Closed steven-murray closed 1 year ago

steven-murray commented 1 year ago

Description

This PR adds the following performance-enhancing features in the context of setting up a simulation from config:

  1. Ability to do partial reading of beams (if they are beamfits format), to reduce peak RAM usage. Principally, it adds the ability to specify select: in the telescope YAML file, to which can be added freq_range, az_range and za_range. For instance, if a simulator only requires the beam above the horizon, they may want to set za_range: [0, 95] (where we use 95 so that interpolation to the horizon doesn't quite hit the edge). It also adds the possibility of a select: parameter in the main obsparam file, under the telescope: heading. Here, I've only added one possible parameter to the select: heading, which is freq_buffer. If set, this will pass through its information so that only frequencies from (freq_array.min - buffer, freq_array.max + buffer) are read in (where freq_array is the UVData frequencies). It seems reasonable that only frequencies surrounding those that will actually be simulated should be read in (again, with some buffer to enable interpolation with k>1).
  2. Ability to turn off the checks on the built UVData object (especially the run_check_acceptability which can double peak RAM)
  3. Ability to not reorder the blt axis after initial setup. While pyuvsim requires a re-ordering, other simulators do not, and doing so can triple the peak RAM at setup.
  4. Manually sets the blt_order attribute of the UVData upon setup, which can help simulators know if the blt axis needs to be reordered to suit their purposes.
  5. Adds many INFO-level log-statements throughout the setup. These shouldn't general be shown, but can be switched on by the user in application code. I am open to suggestions on which of these statements are really necessary and whether you'd prefer a different log-level (or different logging mechanism entirely).

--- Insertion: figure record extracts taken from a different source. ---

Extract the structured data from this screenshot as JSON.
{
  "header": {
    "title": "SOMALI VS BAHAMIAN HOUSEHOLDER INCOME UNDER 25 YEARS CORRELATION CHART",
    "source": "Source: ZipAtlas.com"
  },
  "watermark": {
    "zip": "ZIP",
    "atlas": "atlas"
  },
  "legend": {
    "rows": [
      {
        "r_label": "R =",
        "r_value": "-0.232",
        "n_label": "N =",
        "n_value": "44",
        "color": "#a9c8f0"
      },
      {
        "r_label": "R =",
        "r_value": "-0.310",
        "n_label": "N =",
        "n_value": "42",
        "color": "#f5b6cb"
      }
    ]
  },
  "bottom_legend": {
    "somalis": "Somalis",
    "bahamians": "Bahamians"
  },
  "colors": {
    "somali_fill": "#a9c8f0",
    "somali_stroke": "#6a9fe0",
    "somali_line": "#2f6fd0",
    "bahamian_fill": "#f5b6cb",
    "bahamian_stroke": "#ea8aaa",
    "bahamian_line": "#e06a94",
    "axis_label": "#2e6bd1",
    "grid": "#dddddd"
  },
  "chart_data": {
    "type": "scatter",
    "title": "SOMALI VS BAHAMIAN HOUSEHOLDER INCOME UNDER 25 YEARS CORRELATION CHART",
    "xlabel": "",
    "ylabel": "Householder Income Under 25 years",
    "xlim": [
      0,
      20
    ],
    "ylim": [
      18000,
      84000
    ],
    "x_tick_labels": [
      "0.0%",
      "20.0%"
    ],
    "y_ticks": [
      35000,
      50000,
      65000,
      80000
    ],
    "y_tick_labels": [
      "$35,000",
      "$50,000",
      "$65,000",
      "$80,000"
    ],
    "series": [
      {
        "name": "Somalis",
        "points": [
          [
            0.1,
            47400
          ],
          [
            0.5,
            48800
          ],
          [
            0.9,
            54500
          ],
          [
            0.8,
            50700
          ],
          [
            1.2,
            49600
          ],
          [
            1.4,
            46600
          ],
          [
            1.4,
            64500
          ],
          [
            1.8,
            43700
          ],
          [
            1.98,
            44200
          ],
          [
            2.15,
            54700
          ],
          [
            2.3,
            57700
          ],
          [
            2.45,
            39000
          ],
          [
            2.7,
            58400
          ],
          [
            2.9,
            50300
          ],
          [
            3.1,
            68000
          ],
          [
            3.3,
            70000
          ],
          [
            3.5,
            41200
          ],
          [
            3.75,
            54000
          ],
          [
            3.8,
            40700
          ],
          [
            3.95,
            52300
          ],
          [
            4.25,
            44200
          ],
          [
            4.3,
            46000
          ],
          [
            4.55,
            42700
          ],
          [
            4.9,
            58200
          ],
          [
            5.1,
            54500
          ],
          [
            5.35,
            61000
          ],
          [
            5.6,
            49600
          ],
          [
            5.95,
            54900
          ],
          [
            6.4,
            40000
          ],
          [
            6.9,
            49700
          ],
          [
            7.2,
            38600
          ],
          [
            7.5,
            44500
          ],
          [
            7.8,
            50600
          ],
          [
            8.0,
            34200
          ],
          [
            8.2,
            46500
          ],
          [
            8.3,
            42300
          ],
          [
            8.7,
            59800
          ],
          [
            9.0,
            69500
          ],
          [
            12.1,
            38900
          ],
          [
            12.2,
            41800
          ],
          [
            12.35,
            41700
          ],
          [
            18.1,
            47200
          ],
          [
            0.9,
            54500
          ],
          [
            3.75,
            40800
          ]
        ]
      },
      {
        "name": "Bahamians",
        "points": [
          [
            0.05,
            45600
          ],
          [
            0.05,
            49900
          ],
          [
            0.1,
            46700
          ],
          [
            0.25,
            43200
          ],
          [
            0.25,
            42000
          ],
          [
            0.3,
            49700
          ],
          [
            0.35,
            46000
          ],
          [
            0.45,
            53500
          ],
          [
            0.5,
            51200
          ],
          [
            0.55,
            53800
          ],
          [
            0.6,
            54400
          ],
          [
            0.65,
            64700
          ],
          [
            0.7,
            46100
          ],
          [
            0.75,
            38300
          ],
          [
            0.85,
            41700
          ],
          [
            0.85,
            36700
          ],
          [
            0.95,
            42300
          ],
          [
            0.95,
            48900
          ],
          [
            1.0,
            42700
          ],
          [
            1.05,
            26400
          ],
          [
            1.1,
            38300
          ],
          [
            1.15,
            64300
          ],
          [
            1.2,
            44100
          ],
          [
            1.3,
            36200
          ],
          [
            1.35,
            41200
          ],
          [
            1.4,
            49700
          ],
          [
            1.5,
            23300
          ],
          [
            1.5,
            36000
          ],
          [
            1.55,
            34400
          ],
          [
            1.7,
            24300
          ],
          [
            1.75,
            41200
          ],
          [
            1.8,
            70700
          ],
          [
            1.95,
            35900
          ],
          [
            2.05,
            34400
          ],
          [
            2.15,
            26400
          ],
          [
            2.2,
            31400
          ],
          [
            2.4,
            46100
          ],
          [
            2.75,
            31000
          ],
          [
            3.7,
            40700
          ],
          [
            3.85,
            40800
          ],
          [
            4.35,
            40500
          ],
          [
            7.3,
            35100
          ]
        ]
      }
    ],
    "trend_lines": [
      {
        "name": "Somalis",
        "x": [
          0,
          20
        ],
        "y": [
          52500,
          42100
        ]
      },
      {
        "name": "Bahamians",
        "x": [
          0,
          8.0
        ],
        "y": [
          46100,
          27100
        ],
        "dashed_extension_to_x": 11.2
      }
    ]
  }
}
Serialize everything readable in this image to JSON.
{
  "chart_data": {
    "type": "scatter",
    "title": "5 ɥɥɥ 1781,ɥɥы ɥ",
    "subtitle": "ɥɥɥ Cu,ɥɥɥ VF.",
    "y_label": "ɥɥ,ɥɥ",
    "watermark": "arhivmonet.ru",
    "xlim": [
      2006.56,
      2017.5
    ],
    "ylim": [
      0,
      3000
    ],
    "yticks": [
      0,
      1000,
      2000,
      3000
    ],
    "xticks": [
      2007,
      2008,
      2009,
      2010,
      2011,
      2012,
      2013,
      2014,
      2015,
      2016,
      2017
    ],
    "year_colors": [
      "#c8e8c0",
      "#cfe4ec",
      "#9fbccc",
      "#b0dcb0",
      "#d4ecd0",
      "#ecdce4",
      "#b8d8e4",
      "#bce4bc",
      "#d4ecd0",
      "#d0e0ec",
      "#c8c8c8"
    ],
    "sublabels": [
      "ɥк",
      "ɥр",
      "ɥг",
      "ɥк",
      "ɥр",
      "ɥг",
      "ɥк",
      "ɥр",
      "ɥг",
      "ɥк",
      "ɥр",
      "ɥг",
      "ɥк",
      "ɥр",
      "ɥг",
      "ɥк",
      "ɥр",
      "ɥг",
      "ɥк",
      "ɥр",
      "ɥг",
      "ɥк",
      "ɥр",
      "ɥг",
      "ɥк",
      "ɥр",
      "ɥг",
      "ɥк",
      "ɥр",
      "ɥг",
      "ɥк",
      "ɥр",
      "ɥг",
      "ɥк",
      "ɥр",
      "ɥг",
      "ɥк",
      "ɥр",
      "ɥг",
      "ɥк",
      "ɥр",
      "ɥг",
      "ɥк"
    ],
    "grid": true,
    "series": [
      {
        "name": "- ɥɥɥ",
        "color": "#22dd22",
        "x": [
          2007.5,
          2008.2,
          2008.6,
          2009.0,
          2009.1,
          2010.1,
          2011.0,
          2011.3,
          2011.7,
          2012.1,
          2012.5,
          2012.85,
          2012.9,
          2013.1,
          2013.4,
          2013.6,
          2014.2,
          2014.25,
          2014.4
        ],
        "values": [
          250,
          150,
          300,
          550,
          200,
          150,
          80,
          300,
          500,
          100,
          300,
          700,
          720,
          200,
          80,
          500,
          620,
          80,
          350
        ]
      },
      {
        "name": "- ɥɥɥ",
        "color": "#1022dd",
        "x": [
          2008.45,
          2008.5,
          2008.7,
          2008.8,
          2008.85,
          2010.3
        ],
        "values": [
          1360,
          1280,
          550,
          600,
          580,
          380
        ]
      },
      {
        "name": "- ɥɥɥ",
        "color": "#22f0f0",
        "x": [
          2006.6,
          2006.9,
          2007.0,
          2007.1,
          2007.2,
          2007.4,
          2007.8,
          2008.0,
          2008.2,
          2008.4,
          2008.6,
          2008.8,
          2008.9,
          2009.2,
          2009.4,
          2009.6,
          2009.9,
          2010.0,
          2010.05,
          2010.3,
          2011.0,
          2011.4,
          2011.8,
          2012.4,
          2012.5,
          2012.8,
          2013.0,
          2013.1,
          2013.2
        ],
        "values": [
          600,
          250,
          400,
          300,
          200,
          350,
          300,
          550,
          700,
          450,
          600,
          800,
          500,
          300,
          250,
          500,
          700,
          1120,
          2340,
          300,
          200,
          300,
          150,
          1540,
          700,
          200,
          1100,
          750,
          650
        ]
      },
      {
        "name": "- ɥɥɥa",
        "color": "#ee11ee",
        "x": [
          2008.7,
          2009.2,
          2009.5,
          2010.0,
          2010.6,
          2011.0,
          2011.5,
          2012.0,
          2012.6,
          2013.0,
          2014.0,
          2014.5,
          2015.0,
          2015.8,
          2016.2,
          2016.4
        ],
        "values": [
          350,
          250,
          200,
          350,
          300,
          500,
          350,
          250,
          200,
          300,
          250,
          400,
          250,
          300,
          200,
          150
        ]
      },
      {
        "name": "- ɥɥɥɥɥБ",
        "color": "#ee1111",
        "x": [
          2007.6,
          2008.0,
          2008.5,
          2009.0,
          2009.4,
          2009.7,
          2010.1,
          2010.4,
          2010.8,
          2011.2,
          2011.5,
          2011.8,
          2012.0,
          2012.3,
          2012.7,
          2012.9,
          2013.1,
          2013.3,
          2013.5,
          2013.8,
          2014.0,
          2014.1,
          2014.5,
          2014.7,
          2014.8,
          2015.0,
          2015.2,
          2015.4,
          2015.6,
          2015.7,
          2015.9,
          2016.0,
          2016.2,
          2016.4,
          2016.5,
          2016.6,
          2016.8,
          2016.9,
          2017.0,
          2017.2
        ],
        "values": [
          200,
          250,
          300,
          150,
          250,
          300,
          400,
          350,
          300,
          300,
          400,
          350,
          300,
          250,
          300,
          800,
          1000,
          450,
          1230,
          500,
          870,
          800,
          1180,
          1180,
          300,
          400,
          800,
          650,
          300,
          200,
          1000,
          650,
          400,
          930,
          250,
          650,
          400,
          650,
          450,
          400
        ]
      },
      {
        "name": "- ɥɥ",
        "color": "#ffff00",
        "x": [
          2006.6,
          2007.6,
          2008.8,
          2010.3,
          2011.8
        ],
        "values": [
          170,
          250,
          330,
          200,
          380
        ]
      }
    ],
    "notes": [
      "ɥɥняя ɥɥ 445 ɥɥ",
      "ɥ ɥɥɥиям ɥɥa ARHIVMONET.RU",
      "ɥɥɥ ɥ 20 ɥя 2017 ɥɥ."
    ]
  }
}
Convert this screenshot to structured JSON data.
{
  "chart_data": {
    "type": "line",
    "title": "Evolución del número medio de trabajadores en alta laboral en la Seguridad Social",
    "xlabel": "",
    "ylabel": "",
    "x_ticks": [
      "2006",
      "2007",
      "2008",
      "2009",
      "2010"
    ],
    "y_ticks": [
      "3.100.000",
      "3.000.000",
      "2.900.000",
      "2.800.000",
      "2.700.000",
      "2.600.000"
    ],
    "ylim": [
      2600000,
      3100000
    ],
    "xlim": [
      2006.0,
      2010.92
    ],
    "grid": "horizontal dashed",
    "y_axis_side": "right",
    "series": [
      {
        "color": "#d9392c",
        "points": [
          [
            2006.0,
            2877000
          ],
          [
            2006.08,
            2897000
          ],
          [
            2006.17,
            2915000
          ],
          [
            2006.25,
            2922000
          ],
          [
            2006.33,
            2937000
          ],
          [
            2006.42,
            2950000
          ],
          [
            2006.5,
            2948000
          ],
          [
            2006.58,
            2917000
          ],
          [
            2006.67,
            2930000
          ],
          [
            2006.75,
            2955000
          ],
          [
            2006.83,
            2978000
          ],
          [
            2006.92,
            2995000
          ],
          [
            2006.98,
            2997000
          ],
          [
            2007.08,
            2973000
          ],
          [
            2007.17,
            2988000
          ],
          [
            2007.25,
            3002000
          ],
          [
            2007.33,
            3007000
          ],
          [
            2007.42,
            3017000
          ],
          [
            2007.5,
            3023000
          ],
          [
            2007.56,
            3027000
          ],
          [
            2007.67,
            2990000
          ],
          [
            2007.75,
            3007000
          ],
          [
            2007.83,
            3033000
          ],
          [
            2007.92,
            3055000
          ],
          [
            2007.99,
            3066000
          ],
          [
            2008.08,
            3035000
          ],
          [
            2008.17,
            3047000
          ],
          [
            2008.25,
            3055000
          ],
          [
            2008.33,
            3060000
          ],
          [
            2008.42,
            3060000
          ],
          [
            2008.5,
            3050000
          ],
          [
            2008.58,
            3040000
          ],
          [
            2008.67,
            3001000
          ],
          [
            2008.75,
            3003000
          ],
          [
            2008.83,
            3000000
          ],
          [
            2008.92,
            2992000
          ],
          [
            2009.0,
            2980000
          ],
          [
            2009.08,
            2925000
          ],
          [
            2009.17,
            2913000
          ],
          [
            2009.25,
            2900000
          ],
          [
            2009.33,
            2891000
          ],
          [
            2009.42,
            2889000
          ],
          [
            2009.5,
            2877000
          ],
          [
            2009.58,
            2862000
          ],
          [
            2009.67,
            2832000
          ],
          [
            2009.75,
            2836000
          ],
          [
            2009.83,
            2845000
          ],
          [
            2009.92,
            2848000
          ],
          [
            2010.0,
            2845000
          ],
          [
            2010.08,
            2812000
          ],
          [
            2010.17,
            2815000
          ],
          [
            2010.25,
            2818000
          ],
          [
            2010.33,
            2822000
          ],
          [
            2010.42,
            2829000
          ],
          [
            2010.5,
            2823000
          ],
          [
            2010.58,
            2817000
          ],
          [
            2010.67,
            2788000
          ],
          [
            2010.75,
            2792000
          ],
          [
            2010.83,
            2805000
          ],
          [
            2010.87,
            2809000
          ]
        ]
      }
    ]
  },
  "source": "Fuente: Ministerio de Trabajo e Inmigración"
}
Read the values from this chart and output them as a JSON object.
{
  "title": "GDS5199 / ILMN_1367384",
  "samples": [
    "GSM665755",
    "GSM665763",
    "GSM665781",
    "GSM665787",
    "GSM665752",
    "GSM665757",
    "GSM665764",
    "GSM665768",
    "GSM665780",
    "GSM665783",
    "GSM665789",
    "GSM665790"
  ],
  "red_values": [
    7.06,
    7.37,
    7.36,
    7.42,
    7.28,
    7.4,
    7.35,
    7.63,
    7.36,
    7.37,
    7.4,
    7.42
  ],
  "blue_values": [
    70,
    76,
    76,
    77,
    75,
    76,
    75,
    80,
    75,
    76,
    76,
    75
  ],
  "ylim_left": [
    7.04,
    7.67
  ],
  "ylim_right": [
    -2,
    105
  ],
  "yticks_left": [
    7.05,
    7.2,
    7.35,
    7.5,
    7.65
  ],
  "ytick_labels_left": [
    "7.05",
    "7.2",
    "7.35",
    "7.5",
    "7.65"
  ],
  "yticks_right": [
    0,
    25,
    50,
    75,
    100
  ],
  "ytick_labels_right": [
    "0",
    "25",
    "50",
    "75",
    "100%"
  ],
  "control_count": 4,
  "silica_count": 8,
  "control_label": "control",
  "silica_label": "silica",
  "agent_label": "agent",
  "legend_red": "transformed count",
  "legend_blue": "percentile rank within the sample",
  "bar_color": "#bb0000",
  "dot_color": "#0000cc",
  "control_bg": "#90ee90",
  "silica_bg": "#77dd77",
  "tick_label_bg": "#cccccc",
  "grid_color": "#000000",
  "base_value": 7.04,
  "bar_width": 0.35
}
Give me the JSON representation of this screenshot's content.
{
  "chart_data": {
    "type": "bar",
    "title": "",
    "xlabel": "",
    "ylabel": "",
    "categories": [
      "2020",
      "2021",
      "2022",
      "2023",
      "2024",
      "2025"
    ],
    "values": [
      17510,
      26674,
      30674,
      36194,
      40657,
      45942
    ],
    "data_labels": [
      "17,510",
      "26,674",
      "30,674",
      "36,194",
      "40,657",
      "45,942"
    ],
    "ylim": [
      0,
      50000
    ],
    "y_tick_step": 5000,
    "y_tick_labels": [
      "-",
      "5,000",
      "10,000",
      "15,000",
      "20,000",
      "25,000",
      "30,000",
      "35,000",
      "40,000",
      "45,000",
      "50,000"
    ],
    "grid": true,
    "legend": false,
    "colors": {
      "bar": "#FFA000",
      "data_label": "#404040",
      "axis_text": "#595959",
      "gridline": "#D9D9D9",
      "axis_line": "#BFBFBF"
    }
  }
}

NOTE: this PR also pins pyradiosky<0.2, due to API changes in pyradiosky that break unrelated code in pyuvsim (unrelated to this PR, that is). That will be fixed by #417.

Motivation and Context

This PR was developed alongside trying to get the H4C simulations run on GPU (using hera_sim calling vis_gpu). The main concerns here were peak RAM usage and timing performance.

The RAM usage is a particular concern because there is quite a limited amount of RAM available on the host of the GPU nodes (23.75GB). The simulations we're running are reasonably large (1 freq, 17280 times, 8000 baselines, 4 pols), but should easily fit in this amount of RAM. However, there were several problems with the setup that meant that the peak RAM would exceed this amount. This PR significantly reduces this peak RAM (although, in the end I still had to run the simulations in chunks of 5760 times each).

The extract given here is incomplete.